Lastly, I wanted to examine specifically which songs and artists were the most popular. 

In [None]:
plt.figure(figsize=(30, 10))
sns.set(style="whitegrid")
x = data.groupby("name")["popularity"].mean().sort_values(ascending=False).head(30)
axis = sns.barplot(x.index, x)
axis.set_title('Top Tracks with Popularity')
axis.set_ylabel('Popularity')
axis.set_xlabel('Tracks')
plt.xticks(rotation = 90)

As we have noted throughout this project is that popularity is heavily dependent on the timeframe. As we see, **death bed** has the highest popularity rating by this graph, but was released on February 8th, 2020. Using this data in our regression will give us a snapshot as to the attributes popular songs have for mid-2020, but may not work or become less relevant once we get further from this date. 

Let's also try summing the artists popularity numbers to see if we can get a better, longview idea of song attributes. 

In [None]:
plt.figure(figsize=(30, 10))
sns.set(style="whitegrid")
x = data.groupby("artists")["popularity"].sum().sort_values(ascending=False).head(20)
ax = sns.barplot(x.index, x)
ax.set_title('Top Artists with Popularity')
ax.set_ylabel('Popularity')
ax.set_xlabel('Artists')
plt.xticks(rotation = 15)

To any longtime music fan, this list seems much more familiar.
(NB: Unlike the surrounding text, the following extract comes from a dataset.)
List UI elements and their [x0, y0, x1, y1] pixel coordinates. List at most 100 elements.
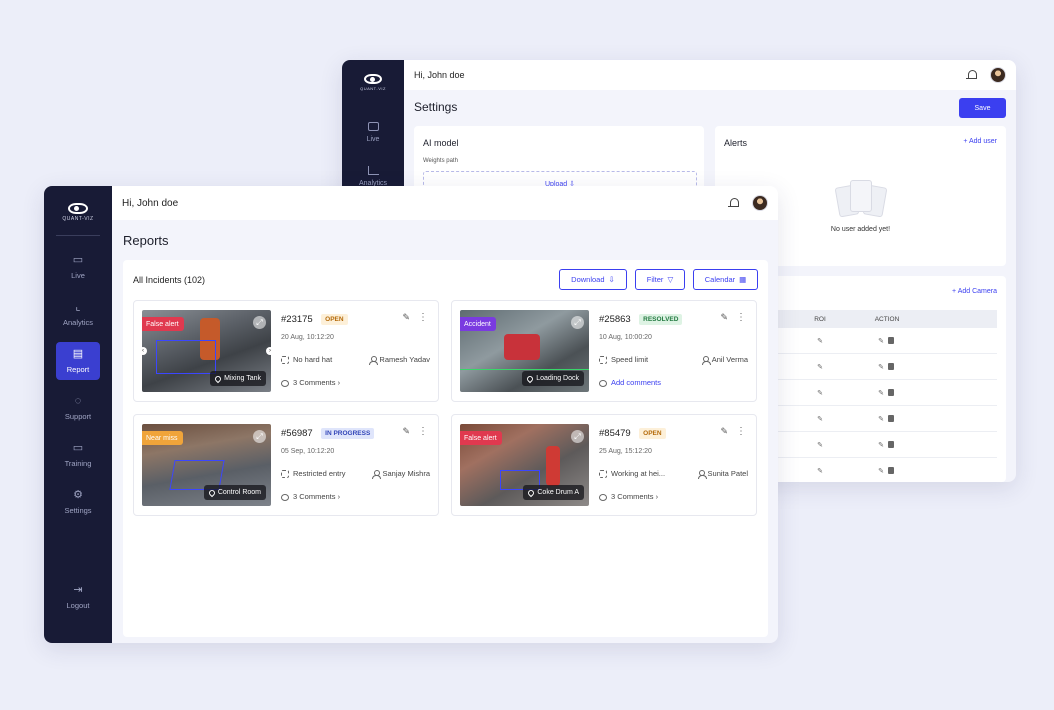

As we see **The Beatles** has great popularity by this graph followed closely by the **The Rolling Stones**. Note that it isn't all completely older artists as well. **Taylor Swift**, who began her career in the mid-2000s, also makes an appearance.

It may be useful to run a regression on this list as well. This will likely give us a better, historical idea of which attributes are more liked.

In [None]:
plt.figure(figsize=(16, 4))
sns.set(style="whitegrid")
x = data_artist.groupby("artists")["popularity"].sum().sort_values(ascending=False).head(20)
ax = sns.barplot(x.index, x)
ax.set_title('Top Artists with Popularity')
ax.set_ylabel('Popularity')
ax.set_xlabel('Artists')
plt.xticks(rotation = 90)

Listing the most popular artists based on our artist data, we get **Emilee** and **StaySolidRocky**. Again, note that this list is heavily dependent on time of play. Many of these are artists may be one-hit wonders and may not otherwise be known. 

# Final thoughts

An artist can increase their chances of popularity by creating songs that 1) are more energetic 2) Use electronic or electric instruments 3) is mixed to be relatively loud in the mix. An artist that only uses acoustic instruments and creates low energy music looks likely to struggle to gain popularity though, again, it's not impossible. 

Lastly, it should be noted that this is solely a guide to help artists and label with marketing, mixing, and composing. For example, a label may want to put forth an artist's more dance orientated, high energy song as it's first single off an album for promotion. An artist themselves may want to try and write a high energy, high volume song even if they normally don't fall within that genre.